When Hallgren bought the additional vineyard acreage on Seneca Lake, he knew the growing conditions would be very different from the glacier-carved hillside at his Keuka Lake vineyard near Hammondsport. The newly acquired vineyard is close to the extension of the Niagara escarpment and has calcareous soil with pH values between 7 and 8. He said he is confident that Riesling, Sauvignon Blanc and Gewürztraminer grown at the site could make outstanding wines.
The production facility is located about 1.5 miles from the White Springs tasting room, and one of the first wines to be produced at the new facility will be a sparkling wine made from Pinot Noir and Chardonnay. Part of the old barn, which has a newer addition, will serve as a Ravines tasting room. Hallgren expects the Keuka Lake tasting room will get more traffic because his wife Lisa (also an owner and general manager of Ravines) has created The Ravinous Kitchen, which specializes in wine and food pairings. Vineyard and winery tours are the emphasis at the Seneca Lake tasting room. Ravines is known for its quality wines, and Hallgren wants visitors to see the grapegrowing and winemaking processes behind his wines.
Ravines’ wine production was 11,000 cases in 2011; it will increase this year to 15,000 cases. While the acquisition of White Springs’ vineyards and production facility will permit production to increase to 25,000 cases, Hallgren is conservative about winery growth and said he will plan carefully. Since not all 42 acres of winegrapes will be needed at Ravines, some will be used to make wines for White Springs, and the remainder will be sold.
Hallgren told Wines & Vines, “We want to be part of a group of winemakers who are establishing the Finger Lakes as the premier cool-climate winemaking area in North America.”
The Ravines story
Morten Hallgren grew up in Provence, France, where his family owned and operated Domaine de Castel Roubine, a 270-acre estate with 170 acres of vineyards. For many years he worked in the vineyards and in the cellars, where he learned the traditional methods of European winemaking. After coming to the United States, he earned a master’s degree in physics at Boston University and then worked on a Ph.D. in astrophysics at the University of Florida.
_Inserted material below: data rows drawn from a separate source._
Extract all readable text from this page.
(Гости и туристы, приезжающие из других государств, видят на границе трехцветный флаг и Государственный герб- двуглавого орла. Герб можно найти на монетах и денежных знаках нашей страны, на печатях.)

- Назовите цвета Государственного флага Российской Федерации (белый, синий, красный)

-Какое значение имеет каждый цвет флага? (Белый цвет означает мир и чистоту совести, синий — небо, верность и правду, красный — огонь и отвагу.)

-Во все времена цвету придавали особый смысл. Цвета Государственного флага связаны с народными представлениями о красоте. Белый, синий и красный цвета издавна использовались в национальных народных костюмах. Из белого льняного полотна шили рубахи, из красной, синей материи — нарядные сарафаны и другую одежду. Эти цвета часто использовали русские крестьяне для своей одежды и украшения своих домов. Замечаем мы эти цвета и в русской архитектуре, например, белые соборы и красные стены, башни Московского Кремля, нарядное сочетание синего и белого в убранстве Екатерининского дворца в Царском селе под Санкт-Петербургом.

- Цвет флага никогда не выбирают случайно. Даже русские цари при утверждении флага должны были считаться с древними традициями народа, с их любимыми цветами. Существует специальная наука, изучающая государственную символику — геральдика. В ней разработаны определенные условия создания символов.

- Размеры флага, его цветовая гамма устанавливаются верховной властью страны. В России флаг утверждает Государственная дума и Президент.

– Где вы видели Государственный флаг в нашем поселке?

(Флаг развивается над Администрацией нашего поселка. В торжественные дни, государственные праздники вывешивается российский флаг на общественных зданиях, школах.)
After returning to France, he received an advanced degree in both enology and viticulture at Montpellier and then worked the harvest at Château Cos d’Estournel in Bordeaux. He came back to the United States to work for a French negociant in West Texas and then moved on to Biltmore Estate for 2.5 years. In 1999 he was recruited by Willy Frank to be chief winemaker at Dr. Konstantin Frank’s Vinifera Wine Cellars, where he remained for six years.
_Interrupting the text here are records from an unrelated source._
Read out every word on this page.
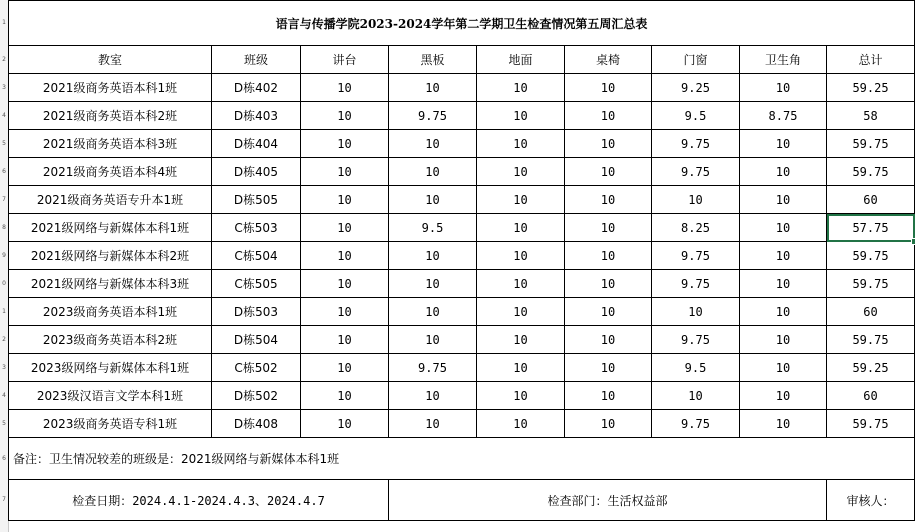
1
2
3
4
5
6
7
8
9
0
1
2
3
4
5
6
7
语言与传播学院2023-2024学年第二学期卫生检查情况第五周汇总表								
教室	班级	讲台	黑板	地面	桌椅	门窗	卫生角	总计
2021级商务英语本科1班	D栋402	10	10	10	10	9.25	10	59.25
2021级商务英语本科2班	D栋403	10	9.75	10	10	9.5	8.75	58
2021级商务英语本科3班	D栋404	10	10	10	10	9.75	10	59.75
2021级商务英语本科4班	D栋405	10	10	10	10	9.75	10	59.75
2021级商务英语专升本1班	D栋505	10	10	10	10	10	10	60
2021级网络与新媒体本科1班	C栋503	10	9.5	10	10	8.25	10	57.75
2021级网络与新媒体本科2班	C栋504	10	10	10	10	9.75	10	59.75
2021级网络与新媒体本科3班	C栋505	10	10	10	10	9.75	10	59.75
2023级商务英语本科1班	D栋503	10	10	10	10	10	10	60
2023级商务英语本科2班	D栋504	10	10	10	10	9.75	10	59.75
2023级网络与新媒体本科1班	C栋502	10	9.75	10	10	9.5	10	59.25
2023级汉语言文学本科1班	D栋502	10	10	10	10	10	10	60
2023级商务英语专科1班	D栋408	10	10	10	10	9.75	10	59.75
备注：卫生情况较差的班级是：2021级网络与新媒体本科1班								
检查日期：2024.4.1-2024.4.3、2024.4.7			检查部门：生活权益部					审核人：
In 2000, he and his wife Lisa purchased 17 acres of land on a hillside located at the widest part of Keuka Lake—a site selected to take maximum advantage of temperature moderation from the lake. Their hillside is situated between two deep ravines that drain cold air from the land during the winter; these ravines later inspired the name of the winery. In 2003, the Hallgrens opened Ravines’ tasting room.
The principal wines at Ravines have been Riesling, Chardonnay, Pinot Noir and Cabernet Franc. A Meritage wine has also been popular. With the acquisition of the vineyard at White Springs, Hallgren has high expectations for Gewürztraminer.
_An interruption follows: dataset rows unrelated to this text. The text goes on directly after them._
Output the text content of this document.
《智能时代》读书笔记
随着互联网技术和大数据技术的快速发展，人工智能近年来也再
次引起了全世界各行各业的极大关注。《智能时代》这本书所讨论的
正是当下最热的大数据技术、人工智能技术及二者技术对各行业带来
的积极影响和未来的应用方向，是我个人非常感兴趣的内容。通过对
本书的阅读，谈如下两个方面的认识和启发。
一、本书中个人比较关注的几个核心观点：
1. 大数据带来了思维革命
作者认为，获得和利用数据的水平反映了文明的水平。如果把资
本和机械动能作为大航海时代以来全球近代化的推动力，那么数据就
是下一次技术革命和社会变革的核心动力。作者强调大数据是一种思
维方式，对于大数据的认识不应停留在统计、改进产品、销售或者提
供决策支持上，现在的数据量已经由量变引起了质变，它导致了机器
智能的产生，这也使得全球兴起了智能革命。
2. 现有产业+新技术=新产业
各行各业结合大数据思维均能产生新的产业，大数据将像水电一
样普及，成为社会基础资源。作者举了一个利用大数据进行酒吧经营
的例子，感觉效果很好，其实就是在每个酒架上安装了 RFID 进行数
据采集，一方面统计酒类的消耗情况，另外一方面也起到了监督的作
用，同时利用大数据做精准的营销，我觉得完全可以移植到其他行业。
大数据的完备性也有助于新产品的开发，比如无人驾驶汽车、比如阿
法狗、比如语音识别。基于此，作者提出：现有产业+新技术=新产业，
Ravines Wine Cellars has distributors on the East Coast from Maine to Florida and westward to Chicago, Colorado, Texas and California. Many of the sales in California are to restaurants that pair Ravines wines with food. Morten Hallgren recently told Wines & Vines, “I’ve always felt that the wines I make should pair well with food. Too many wines today are out of balance—the high-alcohol wines of California being an example. To get the proper balance, I rely on Old World winemaking tradition with New World innovation.”